L’amour aux trousses
Par Michel Dieuaide
Les Trois Coups
Julie Ménard à l’écriture, Maxime Mansion à la mise en scène, et le groupe Klone à la musique live, pour un théâtre de résistance inaltérable.
Dans un hangar glauque, où un ensemble de rock métal donne un concert, Sil et Mia se rencontrent. Lui, dont le prénom fait presque la moitié du mot « silence », sature sa guitare basse de riffs assourdissants. Elle, dont le prénom pourrait se transformer en « ami », se jette dans ses bras corps et âme. Ainsi commence une histoire d’amour, pleine de bruit, d’alcool, de sexe et de fureur, entre deux êtres en quête d’absolu.

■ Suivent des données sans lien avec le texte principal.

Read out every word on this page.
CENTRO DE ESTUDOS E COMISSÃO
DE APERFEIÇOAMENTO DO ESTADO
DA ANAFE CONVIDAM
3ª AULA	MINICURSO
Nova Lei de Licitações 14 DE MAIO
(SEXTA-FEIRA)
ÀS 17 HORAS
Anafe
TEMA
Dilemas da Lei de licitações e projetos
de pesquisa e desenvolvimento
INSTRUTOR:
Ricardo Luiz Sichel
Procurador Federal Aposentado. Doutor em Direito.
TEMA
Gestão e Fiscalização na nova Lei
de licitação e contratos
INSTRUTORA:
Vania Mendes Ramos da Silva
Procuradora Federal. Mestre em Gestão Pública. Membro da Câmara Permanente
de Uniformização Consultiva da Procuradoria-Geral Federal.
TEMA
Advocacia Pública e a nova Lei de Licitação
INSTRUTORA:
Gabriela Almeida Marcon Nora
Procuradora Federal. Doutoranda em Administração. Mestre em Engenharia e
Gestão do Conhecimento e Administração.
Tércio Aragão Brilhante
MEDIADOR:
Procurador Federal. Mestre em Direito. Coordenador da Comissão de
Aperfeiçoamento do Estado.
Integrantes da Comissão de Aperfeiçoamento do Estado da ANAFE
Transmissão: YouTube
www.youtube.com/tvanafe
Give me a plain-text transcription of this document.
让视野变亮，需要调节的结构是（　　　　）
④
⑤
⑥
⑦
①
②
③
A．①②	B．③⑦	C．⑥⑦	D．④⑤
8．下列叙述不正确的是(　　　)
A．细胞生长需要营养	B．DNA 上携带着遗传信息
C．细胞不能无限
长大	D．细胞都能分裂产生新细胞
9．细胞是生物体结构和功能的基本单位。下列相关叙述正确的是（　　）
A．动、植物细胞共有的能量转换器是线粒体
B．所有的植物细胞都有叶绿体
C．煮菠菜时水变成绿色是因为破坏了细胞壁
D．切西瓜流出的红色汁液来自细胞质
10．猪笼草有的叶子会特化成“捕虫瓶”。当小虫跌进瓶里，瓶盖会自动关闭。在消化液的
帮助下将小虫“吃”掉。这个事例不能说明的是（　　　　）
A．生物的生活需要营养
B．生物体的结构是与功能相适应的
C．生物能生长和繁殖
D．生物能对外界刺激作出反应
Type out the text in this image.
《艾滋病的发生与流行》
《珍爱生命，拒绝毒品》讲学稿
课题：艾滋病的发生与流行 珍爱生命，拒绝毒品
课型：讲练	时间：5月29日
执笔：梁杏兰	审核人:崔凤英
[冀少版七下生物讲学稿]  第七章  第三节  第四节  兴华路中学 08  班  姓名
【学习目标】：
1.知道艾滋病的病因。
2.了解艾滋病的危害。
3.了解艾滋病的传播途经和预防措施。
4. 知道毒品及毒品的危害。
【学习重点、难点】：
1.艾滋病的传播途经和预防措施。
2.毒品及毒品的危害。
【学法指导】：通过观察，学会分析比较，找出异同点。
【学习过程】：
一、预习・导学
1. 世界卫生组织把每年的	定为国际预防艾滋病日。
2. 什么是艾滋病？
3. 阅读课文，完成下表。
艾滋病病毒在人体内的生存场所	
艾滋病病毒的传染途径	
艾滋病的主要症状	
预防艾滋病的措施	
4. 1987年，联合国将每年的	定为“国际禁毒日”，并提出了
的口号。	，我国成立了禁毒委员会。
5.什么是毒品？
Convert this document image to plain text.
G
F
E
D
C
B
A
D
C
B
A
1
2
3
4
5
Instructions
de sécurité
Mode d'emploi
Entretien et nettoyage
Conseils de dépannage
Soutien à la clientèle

Mais voici qu’une guerre éclate. Les musiciens se séparent. Sil et Mia décident de fuir pour ne pas crever et, semblables aux migrants d’aujourd’hui, ils tentent de survivre à la misère, à la fermeture des frontières, aux violences policières et au dérèglement de leurs relations. Au terme de leur errance, à la fois choisie et forcée, une impressionnante pluie s’abat sur eux. Tempête de sable qui les condamne au désert perpétuel des réfugiés ? Déluge régénérant qui leur redonne le désir de s’aimer et d’avoir un enfant ? La puissance poétique de cette dernière séquence laisse le choix au spectateur.
Les yeux grands ouverts
« Inoxydables » est né d’un besoin impératif d’écrire sur l’exil. Le style de Julie Ménard est acéré, cru et dynamique : séquences courtes, répliques et ellipses percutantes sont les solides fondations d’un théâtre engagé, pétri d’humanité. L’autrice adresse à tous un avertissement urgent sur les dangers qui guettent les sociétés où exclusion et fanatisme rôdent à visage découvert.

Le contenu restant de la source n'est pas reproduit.